Testing and monitoring of Botswana's AIDS plague is carried out by the new Botswana-Harvard Reference Laboratory at Gaborone's Princess Marina hospital. The first of its kind in Africa, the laboratory, with a staff of 50, is equipped with gene sequencers and blood-cell sorters, enabling medical scientists to keep track of the virus' spread, particularly that of HIV-1C strain.

Dr. Essex, head of the Harvard AIDS Institute, said while helping set up the laboratory that the HIV-1C strain requires its own medicine because "no one knows if a vaccine against HIV-1B will work as well against HIV-1C."

Health officials are concerned that strains like HIV-1C may become more drug resistant if, as happened with penicillin in the mid-20th century, sufferers stop their medications as soon as they feel better.

In a small country like Botswana that does not have a medical school, most of the doctors are foreign, and many stay for only short periods.

"The program we have put in place here can work in other African countries, and with international financial help, it can be sustained," said Clement Chela, a London-trained doctor on the staff of the National AIDS Coordination Agency.

The only country in Africa that appears to have curbed the spread of the disease so far is Uganda. Botswana has taken a cue from that distant country by emphasizing prevention using radio and television broadcasts, billboards, advertisements and trained counselors.

Much of the campaign in Botswana has been financed by the country's diamond industry.

Three years ago, the nation's biggest employer the Debswana diamond mining company, whose annual revenues of $1.8 billion amount to nearly half the national income found after testing its work force of 6,000 employees that just more than a third of those between ages 24 and 40 were HIV-positive.

"We realized we had to do something fast, because diamonds are the foundation of our economy," said Tsetsele Fantan, director of the company's HIV/AIDS program. Many of the employees were found to be polygamous and to be supporting many children, she said.

The company agreed with the government that it would provide free treatment for each infected employee and one legal spouse, while the government would provide treatment for other partners of such employees and their children. The government also has insisted that major banks, transport companies and even fuel stations provide better levels of health care and make HIV counseling available to employees.

"It is extraordinary how things have changed," said Mr. Dladla, the HIV/AIDS network coordinator.

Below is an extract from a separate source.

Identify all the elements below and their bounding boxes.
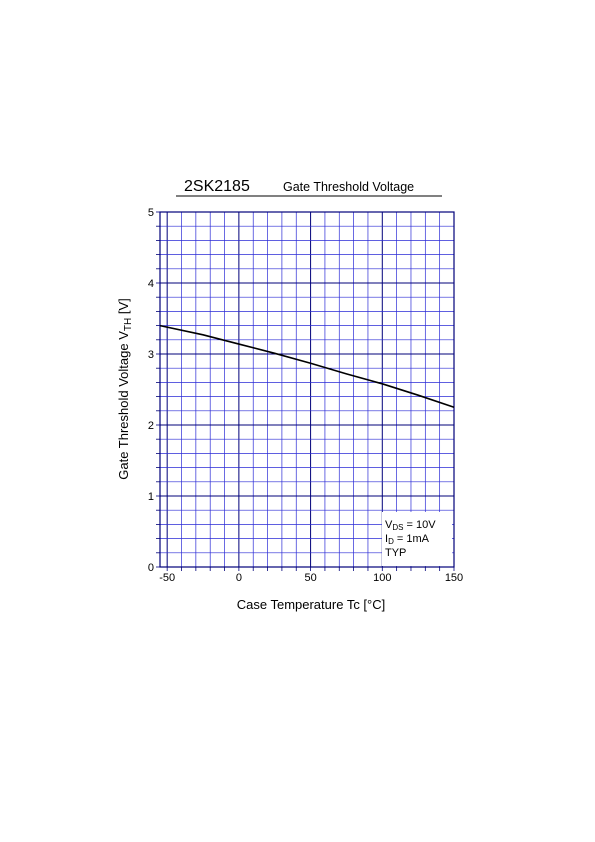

Mr. Dladla, a science teacher commissioned by WHO to prepare a paper on the stigma and its effect in Botswana, added: "For a decade, until the end of the 1990s, we were in a state of denial, blaming the crisis on foreigners. Then, as we realized the extent of the crisis, we started acting. Today, I would say the government is very transparent, proactive and accountable. We are the most advanced African nation in this struggle, and believe me, I would not have said that just three years ago."

The government has set up four HIV/AIDS centers at hospitals in Gaborone and three other communities.

U.N. health officials said that if Botswana with a per capita income of $3,600 a year, calculated by the World Bank to be seven times higher than the figures of its neighbors cannot manage to curb its AIDS crisis, then no other African nation can.

"We have found that Botswana can afford to sustain this scheme, even though the drugs are needed for life," said Catherine Sozi, a British-trained Ugandan doctor working for the U.N. AIDS program. "Community and the patient perception of AIDS or the role of ARVs are still not very well understood, and many have little comprehension of the complexity of starting lifelong anti-retroviral treatment."

Dr. Sozi has no illusions that Botswana faces a struggle in reaching its goal of stopping new infections by the year 2016 the 50th anniversary of independence from Britain.